Motivation: Transcription factors bind regulatory DNA sequences in a combinatorial manner to modulate gene expression. Deep neural networks (DNNs) can learn the cis-regulatory grammars encoded in regulatory DNA sequences associated with transcription factor binding and chromatin accessibility. Several feature attribution methods have been developed for estimating the predictive importance of individual features (nucleotides or motifs) in any input DNA sequence to its associated output prediction from a DNN model. However, these methods do not reveal higher-order feature interactions encoded by the models.

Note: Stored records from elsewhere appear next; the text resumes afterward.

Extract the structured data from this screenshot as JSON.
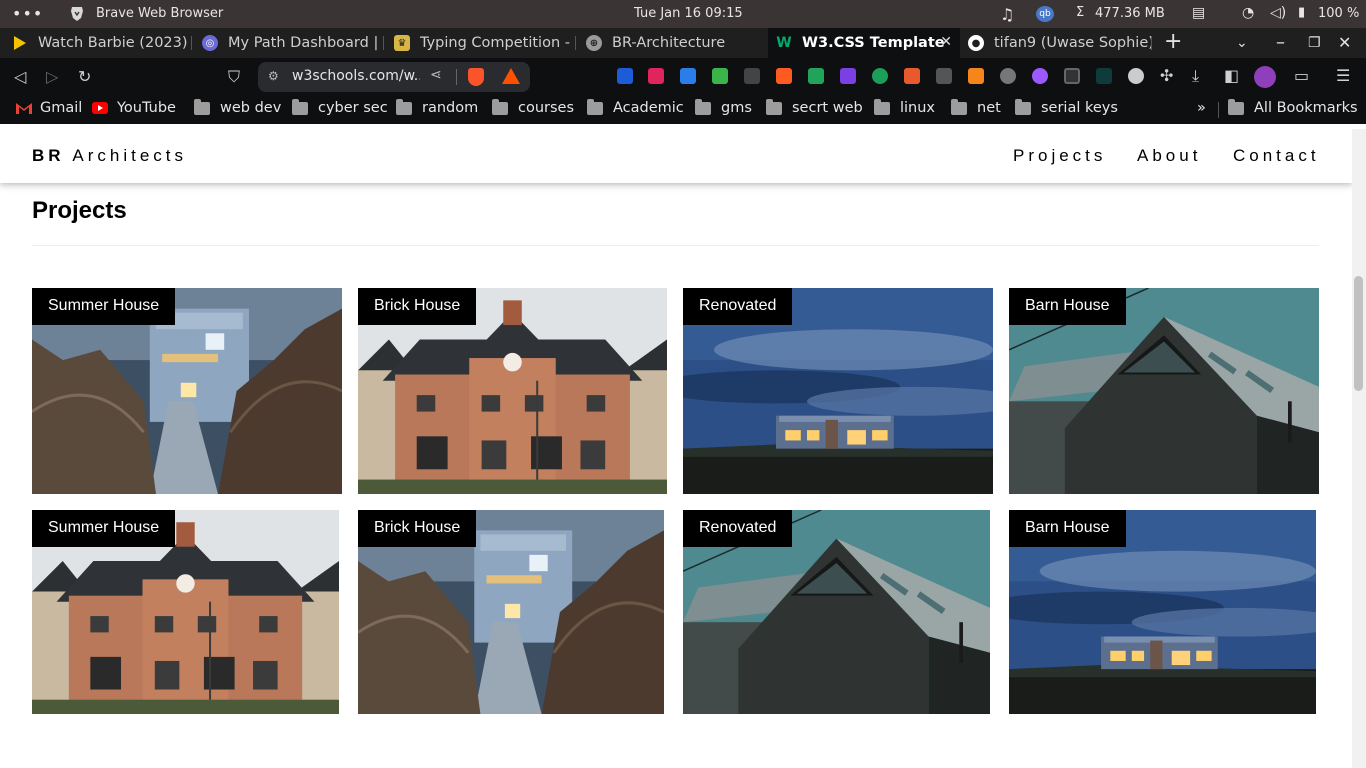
{
  "os": {
    "app_name": "Brave Web Browser",
    "clock": "Tue Jan 16  09:15",
    "memory": "477.36 MB",
    "battery": "100 %"
  },
  "tabs": [
    {
      "label": "Watch Barbie (2023) fu",
      "icon": "play-icon",
      "color": "#f5c400"
    },
    {
      "label": "My Path Dashboard | W",
      "icon": "dashboard-icon",
      "color": "#6b6bd6"
    },
    {
      "label": "Typing Competition - 1",
      "icon": "trophy-icon",
      "color": "#d9b545"
    },
    {
      "label": "BR-Architecture",
      "icon": "globe-icon",
      "color": "#9a9a9a"
    },
    {
      "label": "W3.CSS Template",
      "icon": "w3-icon",
      "color": "#04aa6d",
      "active": true
    },
    {
      "label": "tifan9 (Uwase Sophie)",
      "icon": "github-icon",
      "color": "#ffffff"
    }
  ],
  "toolbar": {
    "url": "w3schools.com/w..."
  },
  "bookmarks": [
    {
      "label": "Gmail",
      "type": "gmail"
    },
    {
      "label": "YouTube",
      "type": "youtube"
    },
    {
      "label": "web dev",
      "type": "folder"
    },
    {
      "label": "cyber sec",
      "type": "folder"
    },
    {
      "label": "random",
      "type": "folder"
    },
    {
      "label": "courses",
      "type": "folder"
    },
    {
      "label": "Academic",
      "type": "folder"
    },
    {
      "label": "gms",
      "type": "folder"
    },
    {
      "label": "secrt web",
      "type": "folder"
    },
    {
      "label": "linux",
      "type": "folder"
    },
    {
      "label": "net",
      "type": "folder"
    },
    {
      "label": "serial keys",
      "type": "folder"
    }
  ],
  "bookmarks_overflow": "»",
  "all_bookmarks": "All Bookmarks",
  "site": {
    "brand_bold": "BR",
    "brand_rest": "Architects",
    "nav": [
      "Projects",
      "About",
      "Contact"
    ],
    "section_title": "Projects"
  },
  "projects": [
    {
      "label": "Summer House",
      "scene": "summer"
    },
    {
      "label": "Brick House",
      "scene": "brick"
    },
    {
      "label": "Renovated",
      "scene": "renovated"
    },
    {
      "label": "Barn House",
      "scene": "barn"
    },
    {
      "label": "Summer House",
      "scene": "brick"
    },
    {
      "label": "Brick House",
      "scene": "summer"
    },
    {
      "label": "Renovated",
      "scene": "barn"
    },
    {
      "label": "Barn House",
      "scene": "renovated"
    }
  ]
}
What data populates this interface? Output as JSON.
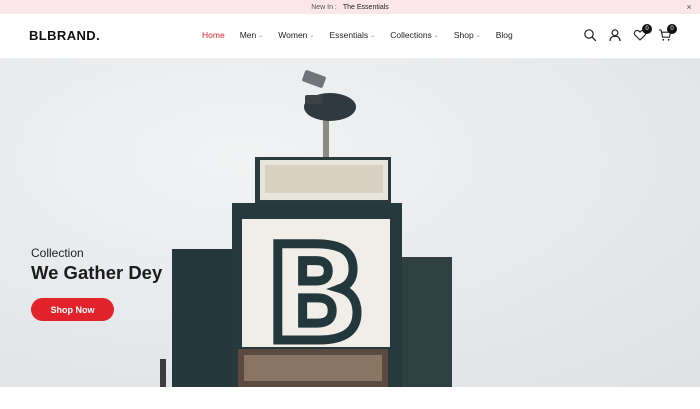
{
  "announcement": {
    "label": "New In :",
    "link_text": "The Essentials",
    "close_glyph": "×"
  },
  "header": {
    "logo": "BLBRAND.",
    "nav": [
      {
        "label": "Home",
        "active": true,
        "has_dropdown": false
      },
      {
        "label": "Men",
        "active": false,
        "has_dropdown": true
      },
      {
        "label": "Women",
        "active": false,
        "has_dropdown": true
      },
      {
        "label": "Essentials",
        "active": false,
        "has_dropdown": true
      },
      {
        "label": "Collections",
        "active": false,
        "has_dropdown": true
      },
      {
        "label": "Shop",
        "active": false,
        "has_dropdown": true
      },
      {
        "label": "Blog",
        "active": false,
        "has_dropdown": false
      }
    ],
    "icons": [
      "search-icon",
      "user-icon",
      "wishlist-icon",
      "cart-icon"
    ],
    "wishlist_count": "0",
    "cart_count": "0"
  },
  "hero": {
    "subtitle": "Collection",
    "title": "We Gather Dey",
    "button_label": "Shop Now",
    "sign_letter": "B"
  },
  "colors": {
    "accent": "#e3232c",
    "announcement_bg": "#fbe7ea",
    "text_dark": "#1c1c1c"
  }
}
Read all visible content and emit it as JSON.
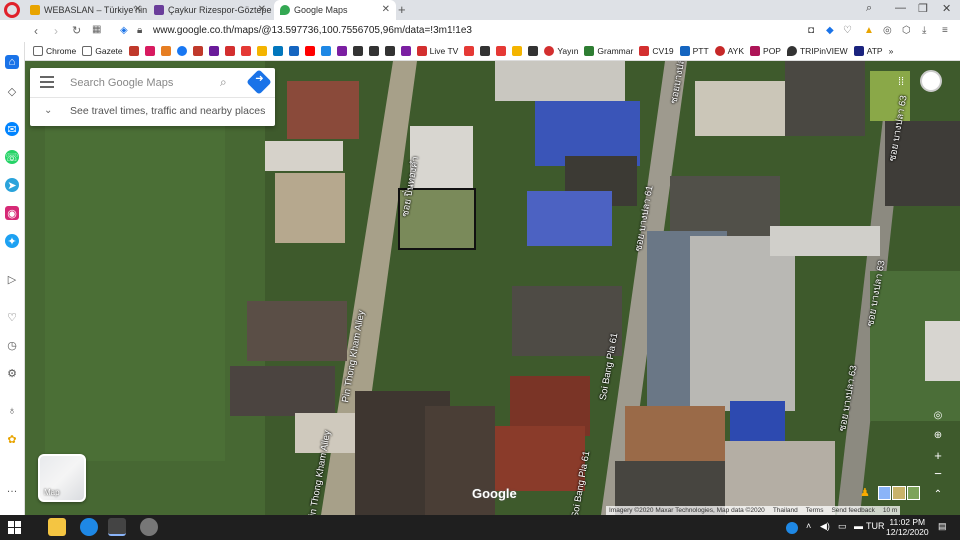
{
  "tabs": [
    {
      "title": "WEBASLAN – Türkiye'nin e",
      "color": "#f5c518"
    },
    {
      "title": "Çaykur Rizespor-Göztepe",
      "color": "#6a3d9a"
    },
    {
      "title": "Google Maps",
      "color": "#34a853"
    }
  ],
  "address_bar": {
    "url": "www.google.co.th/maps/@13.597736,100.7556705,96m/data=!3m1!1e3"
  },
  "bookmarks": [
    "Chrome",
    "Gazete",
    "Live TV",
    "Yayın",
    "Grammar",
    "CV19",
    "PTT",
    "AYK",
    "POP",
    "TRIPinVIEW",
    "ATP"
  ],
  "search": {
    "placeholder": "Search Google Maps",
    "travel_text": "See travel times, traffic and nearby places"
  },
  "map_labels": {
    "alley_thai": "ซอย ปิ่นทองคำ",
    "alley_en_1": "Pin Thong Kham Alley",
    "alley_en_2": "Pin Thong Kham Alley",
    "soi61_thai": "ซอย บางปลา 61",
    "soi61_en_1": "Soi Bang Pla 61",
    "soi61_en_2": "Soi Bang Pla 61",
    "soi63_thai_1": "ซอย บางปลา 63",
    "soi63_thai_2": "ซอย บางปลา 63",
    "soi63_thai_3": "ซอย บางปลา 63",
    "top_thai": "ซอยบางปลา"
  },
  "layer_button": {
    "label": "Map"
  },
  "logo": "Google",
  "attribution": [
    "Imagery ©2020 Maxar Technologies, Map data ©2020",
    "Thailand",
    "Terms",
    "Send feedback",
    "10 m"
  ],
  "taskbar": {
    "time": "11:02 PM",
    "date": "12/12/2020",
    "lang": "TUR"
  }
}
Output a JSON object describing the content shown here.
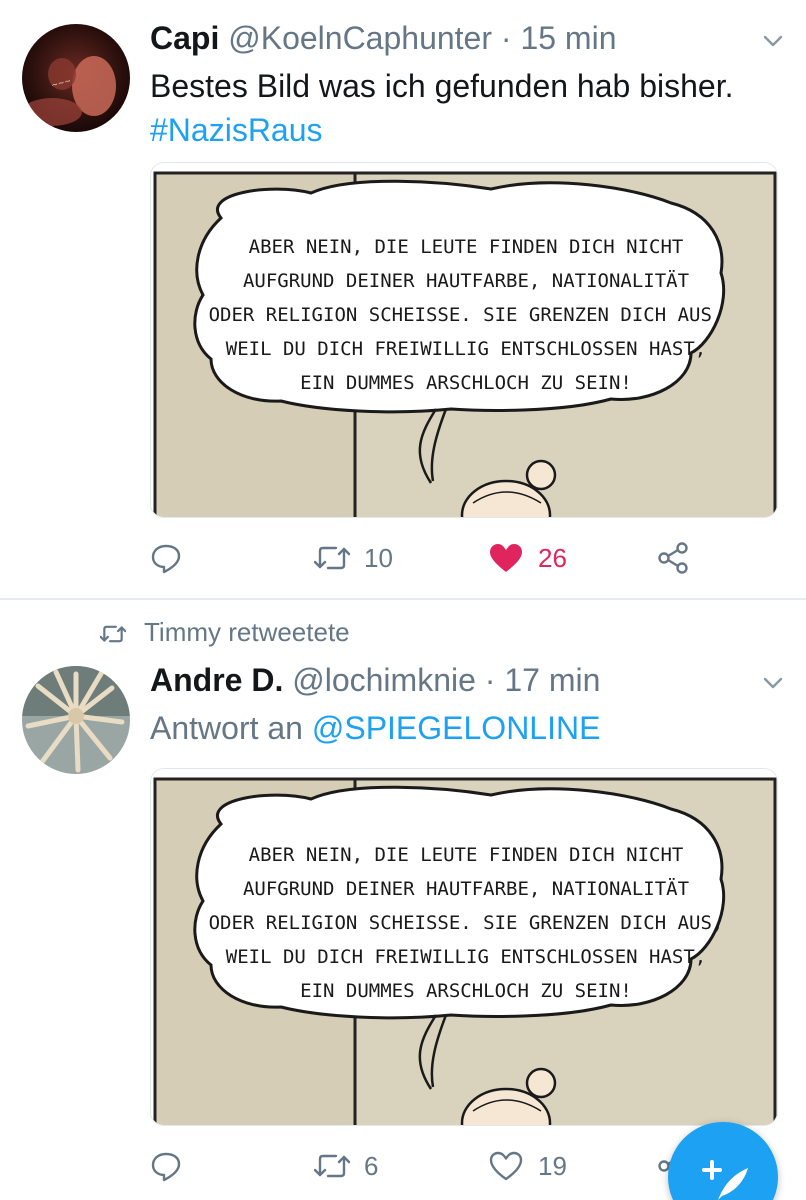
{
  "tweet1": {
    "name": "Capi",
    "handle": "@KoelnCaphunter",
    "separator": "·",
    "time": "15 min",
    "text": "Bestes Bild was ich gefunden hab bisher.",
    "hashtag": "#NazisRaus",
    "comic_text": [
      "ABER NEIN, DIE LEUTE FINDEN DICH NICHT",
      "AUFGRUND DEINER HAUTFARBE, NATIONALITÄT",
      "ODER RELIGION SCHEISSE. SIE GRENZEN DICH AUS,",
      "WEIL DU DICH FREIWILLIG ENTSCHLOSSEN HAST,",
      "EIN DUMMES ARSCHLOCH ZU SEIN!"
    ],
    "retweets": "10",
    "likes": "26",
    "liked": true,
    "like_color": "#e0245e"
  },
  "tweet2": {
    "retweet_context": "Timmy retweetete",
    "name": "Andre D.",
    "handle": "@lochimknie",
    "separator": "·",
    "time": "17 min",
    "reply_prefix": "Antwort an",
    "reply_to": "@SPIEGELONLINE",
    "comic_text": [
      "ABER NEIN, DIE LEUTE FINDEN DICH NICHT",
      "AUFGRUND DEINER HAUTFARBE, NATIONALITÄT",
      "ODER RELIGION SCHEISSE. SIE GRENZEN DICH AUS,",
      "WEIL DU DICH FREIWILLIG ENTSCHLOSSEN HAST,",
      "EIN DUMMES ARSCHLOCH ZU SEIN!"
    ],
    "retweets": "6",
    "likes": "19",
    "liked": false
  },
  "colors": {
    "accent": "#1da1f2",
    "secondary_text": "#657786",
    "comic_wall": "#d5cdb5"
  },
  "icons": [
    "reply-icon",
    "retweet-icon",
    "heart-icon",
    "share-icon",
    "chevron-down-icon",
    "compose-tweet-icon"
  ]
}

Results: We present a new method called Deep Feature Interaction Maps (DFIM) to efficiently estimate interactions between all pairs of features in any input DNA sequence. DFIM accurately identifies ground truth motif interactions embedded in simulated regulatory DNA sequences. DFIM identifies synergistic interactions between GATA1 and TAL1 motifs from in vivo TF binding models. DFIM reveals epistatic interactions involving nucleotides flanking the core motif of the Cbf1 TF in yeast from in vitro TF binding models. We also apply DFIM to regulatory sequence models of in vivo chromatin accessibility to reveal interactions between regulatory genetic variants and proximal motifs of target TFs as validated by TF binding quantitative trait loci. Our approach makes significant strides in improving the interpretability of deep learning models for genomics.
Availability and implementation: Code is available at: https://github.com/kundajelab/dfim.
Supplementary information: Supplementary data are available at Bioinformatics online.